Een voorjaarsdip voor nachtvlinders
De VlinderstichtingIn het vroege voorjaar zijn er nog niet veel nachtvlindersoorten actief. Toch kan je in maart al hoge aantallen van vooral vroege voorjaarssoorten in je val aantreffen. Voorbeelden van vroegere soorten die in leuke aantallen op licht gevangen kunnen worden, zijn de kleine- en de grote voorjaarsspanner. Van de kleine voorjaarsspanner ligt de vliegpiek al in februari, en die van de grote in maart. Wat later in maart volgen ook de voorjaarsuilen. De tweestreepvoorjaarsuil kan al redelijk algemeen zijn, maar de kleine voorjaarsuil spant de kroon. Deze soort heeft eens in de paar jaar een echte piek waarbij er soms honderden exemplaren per val worden gevangen. Het laatste jaar met zo’n piek was in 2012, maar ook dit jaar was de soort algemeen. Zo ving een student dit voorjaar maar liefst 378 kleine voorjaarsuilen in één val, en dit met een relatief zwakke ledlamp. Deze aantallen worden echter zeker niet door iedereen gevangen. De vroege voorjaarssoorten leven namelijk voornamelijk van loofbomen, en dan vooral van eiken, deze dienen dus in de directe omgeving van de val te staan.

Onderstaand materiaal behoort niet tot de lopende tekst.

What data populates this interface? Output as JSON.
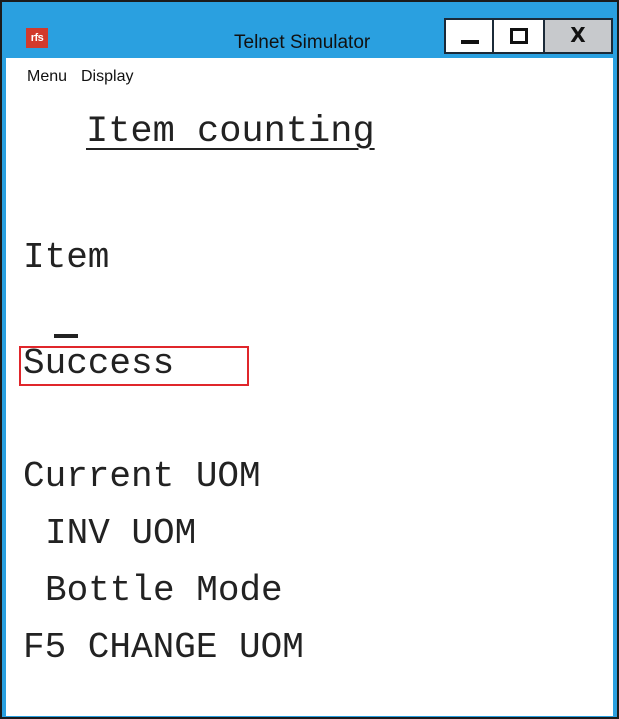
{
  "window": {
    "app_icon_label": "rfs",
    "title": "Telnet Simulator",
    "controls": {
      "minimize_icon": "minimize-icon",
      "maximize_icon": "maximize-icon",
      "close_label": "X"
    },
    "frame_color": "#2aa0e0"
  },
  "menubar": {
    "items": [
      {
        "label": "Menu"
      },
      {
        "label": "Display"
      }
    ]
  },
  "terminal": {
    "title": "Item counting",
    "item_label": "Item",
    "status": "Success",
    "status_highlight_color": "#e0262b",
    "current_uom_label": "Current UOM",
    "inv_uom": "INV UOM",
    "bottle_mode": "Bottle Mode",
    "f5_hint": "F5 CHANGE UOM"
  }
}
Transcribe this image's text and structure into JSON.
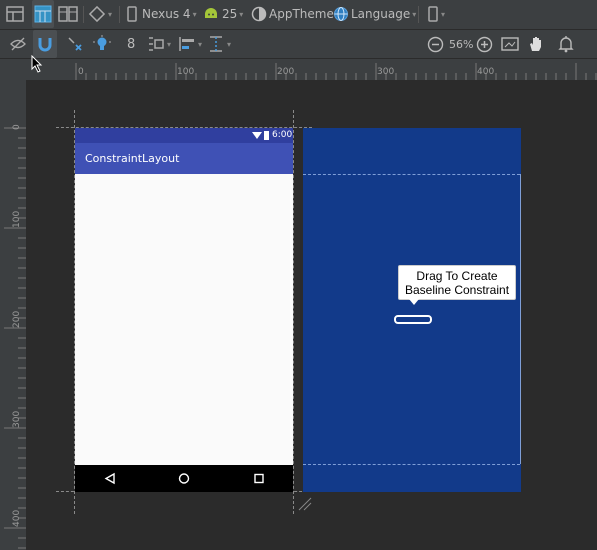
{
  "toolbar": {
    "device": "Nexus 4",
    "api_level": "25",
    "theme": "AppTheme",
    "language": "Language",
    "default_margin": "8",
    "zoom": "56%"
  },
  "rulers": {
    "horizontal": [
      "0",
      "100",
      "200",
      "300",
      "400"
    ],
    "vertical": [
      "0",
      "100",
      "200",
      "300",
      "400"
    ]
  },
  "phone": {
    "status_time": "6:00",
    "app_title": "ConstraintLayout"
  },
  "tooltip": {
    "line1": "Drag To Create",
    "line2": "Baseline Constraint"
  },
  "colors": {
    "primary": "#3f51b5",
    "primary_dark": "#303f9f",
    "blueprint": "#123a8a"
  }
}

Ondertussen raken de voorjaarsvlinders aan het einde van hun vliegtijd en komen langzaam de andere soorten op gang. Enkele soorten die nu beginnen met vliegen zijn bijvoorbeeld dennenuil, eikentandvlinder, bruine wapendrager en hazelaaruil. Dit zijn soorten die meestal in lagere aantallen voorkomen dan de vroege voorjaarsvlinders. Daarnaast is momenteel nog steeds het soortenspectrum niet heel breed, wat ervoor zorgt dat we momenteel in een dipje zitten qua aantal exemplaren dat aan te treffen is. Dit dipje werd dit jaar nog eens wat eerder ingezet vanwege de relatief koude weken halverwege april. Is het een deel van de nacht boven de vijf graden? Probeer dan vooral om deze soorten waar te nemen, want er zitten prachtige nachtvlinders tussen.